Building recipes: Brewers Friend app
Starter/pitching rates: Brewers Friend online
Water chemistry: Bru'n Water
Strike temp: Priceless
Priming sugar calc: Homebrewdad

It seems like a lot of places to go for one brewday, but I'm used to it now and do most of my calculations well in advance anyways.
 
On the flip side, I have been using Beersmith for my BIAB calcs and I think my beer is fantastic. :D
 
Just a side note, I have heard that Beersmith, while too amazing and fantastic is not the be all end all for BIAB. I seem to do fine with priceless biab calc and brewers friend.
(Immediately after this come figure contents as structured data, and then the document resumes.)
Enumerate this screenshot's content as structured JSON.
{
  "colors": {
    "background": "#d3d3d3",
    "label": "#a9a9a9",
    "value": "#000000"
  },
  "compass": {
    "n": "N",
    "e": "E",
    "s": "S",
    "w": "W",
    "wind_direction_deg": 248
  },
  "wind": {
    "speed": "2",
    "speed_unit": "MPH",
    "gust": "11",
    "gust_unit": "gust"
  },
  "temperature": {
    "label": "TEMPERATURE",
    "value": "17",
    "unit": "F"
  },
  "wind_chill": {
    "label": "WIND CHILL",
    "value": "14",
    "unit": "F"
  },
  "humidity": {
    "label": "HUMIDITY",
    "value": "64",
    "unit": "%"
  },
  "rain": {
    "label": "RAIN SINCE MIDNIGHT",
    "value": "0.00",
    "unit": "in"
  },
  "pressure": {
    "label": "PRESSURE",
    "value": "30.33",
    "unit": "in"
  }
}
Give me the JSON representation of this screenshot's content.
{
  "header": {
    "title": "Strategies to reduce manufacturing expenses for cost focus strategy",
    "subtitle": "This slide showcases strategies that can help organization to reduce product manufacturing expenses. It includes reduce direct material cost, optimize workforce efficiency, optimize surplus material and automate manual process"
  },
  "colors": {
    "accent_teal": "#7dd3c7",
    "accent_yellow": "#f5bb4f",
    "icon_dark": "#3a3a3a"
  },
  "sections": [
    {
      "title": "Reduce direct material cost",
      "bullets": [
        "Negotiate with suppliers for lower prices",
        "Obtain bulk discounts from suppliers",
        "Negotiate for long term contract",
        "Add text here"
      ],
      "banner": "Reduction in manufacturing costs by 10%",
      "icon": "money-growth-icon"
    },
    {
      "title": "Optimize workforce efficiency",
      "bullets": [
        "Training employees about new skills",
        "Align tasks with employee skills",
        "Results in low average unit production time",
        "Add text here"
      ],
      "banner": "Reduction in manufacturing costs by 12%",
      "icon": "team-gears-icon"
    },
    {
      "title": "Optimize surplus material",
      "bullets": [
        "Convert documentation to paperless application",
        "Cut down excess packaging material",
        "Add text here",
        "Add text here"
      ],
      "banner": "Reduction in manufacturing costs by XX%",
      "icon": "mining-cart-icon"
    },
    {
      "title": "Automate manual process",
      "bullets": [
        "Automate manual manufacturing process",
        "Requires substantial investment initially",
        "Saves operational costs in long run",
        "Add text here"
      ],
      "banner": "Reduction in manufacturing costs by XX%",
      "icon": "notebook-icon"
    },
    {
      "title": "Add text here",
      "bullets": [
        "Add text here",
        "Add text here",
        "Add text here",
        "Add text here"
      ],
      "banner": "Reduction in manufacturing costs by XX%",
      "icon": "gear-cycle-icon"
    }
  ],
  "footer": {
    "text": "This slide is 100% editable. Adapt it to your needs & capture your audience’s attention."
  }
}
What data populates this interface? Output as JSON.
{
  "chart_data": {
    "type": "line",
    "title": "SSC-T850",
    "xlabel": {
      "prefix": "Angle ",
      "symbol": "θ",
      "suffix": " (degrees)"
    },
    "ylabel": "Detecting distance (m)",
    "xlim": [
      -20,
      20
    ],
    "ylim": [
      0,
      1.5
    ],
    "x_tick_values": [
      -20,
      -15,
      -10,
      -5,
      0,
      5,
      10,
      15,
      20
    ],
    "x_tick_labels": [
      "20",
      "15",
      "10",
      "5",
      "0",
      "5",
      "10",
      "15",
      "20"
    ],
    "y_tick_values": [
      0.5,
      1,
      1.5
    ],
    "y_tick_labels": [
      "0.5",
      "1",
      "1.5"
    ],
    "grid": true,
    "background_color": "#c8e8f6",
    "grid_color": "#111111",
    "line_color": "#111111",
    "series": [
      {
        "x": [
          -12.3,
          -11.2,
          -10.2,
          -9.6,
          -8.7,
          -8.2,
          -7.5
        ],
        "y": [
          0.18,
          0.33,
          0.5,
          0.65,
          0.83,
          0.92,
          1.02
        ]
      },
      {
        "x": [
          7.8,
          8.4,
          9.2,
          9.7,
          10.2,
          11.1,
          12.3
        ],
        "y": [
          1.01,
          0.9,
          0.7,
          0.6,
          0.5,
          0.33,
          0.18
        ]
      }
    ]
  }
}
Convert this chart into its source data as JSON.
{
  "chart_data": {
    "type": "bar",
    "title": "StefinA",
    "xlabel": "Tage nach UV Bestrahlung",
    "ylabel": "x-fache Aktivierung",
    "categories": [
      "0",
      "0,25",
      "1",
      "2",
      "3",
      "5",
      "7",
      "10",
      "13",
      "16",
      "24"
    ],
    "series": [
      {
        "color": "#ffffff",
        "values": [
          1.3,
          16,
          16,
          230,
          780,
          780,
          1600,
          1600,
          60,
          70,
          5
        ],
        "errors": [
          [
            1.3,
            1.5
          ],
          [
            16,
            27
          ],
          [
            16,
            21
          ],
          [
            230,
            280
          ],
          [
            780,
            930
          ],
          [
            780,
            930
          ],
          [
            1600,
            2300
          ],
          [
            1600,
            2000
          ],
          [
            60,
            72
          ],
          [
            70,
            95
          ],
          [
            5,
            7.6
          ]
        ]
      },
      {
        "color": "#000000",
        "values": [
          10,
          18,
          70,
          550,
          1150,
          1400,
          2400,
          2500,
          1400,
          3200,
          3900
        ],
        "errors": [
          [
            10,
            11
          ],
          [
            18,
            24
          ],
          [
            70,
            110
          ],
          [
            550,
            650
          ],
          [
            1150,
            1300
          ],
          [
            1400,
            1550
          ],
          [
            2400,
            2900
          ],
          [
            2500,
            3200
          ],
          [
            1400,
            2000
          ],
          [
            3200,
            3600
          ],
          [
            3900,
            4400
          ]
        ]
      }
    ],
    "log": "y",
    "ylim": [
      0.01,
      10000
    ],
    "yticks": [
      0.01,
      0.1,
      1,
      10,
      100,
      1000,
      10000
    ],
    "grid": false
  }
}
Personally, I think all the beer software, while fun to play with, is unnecessary. I put together an Exel spreadsheet that does it all, including recording my recipe. Putting the spreadsheet together helped me understand the concepts behind the numbers.
 
Personally, I think all the beer software, while fun to play with, is unnecessary. I put together an Exel spreadsheet that does it all, including recording my recipe. Putting the spreadsheet together helped me understand the concepts behind the numbers.

That is one of the cool things about this hobby, you can put as much or as little effort as you want, concentrating on what is important to you.
 
Plenty of comments about how your numbers are not at all that far off and tasty beer and all that.

As for cloudyness however, do not associate cloudy wort with cloudy beer. Dump it all in, it will settle in the fermenter. Whirlfloc is fine to add, but not necessary.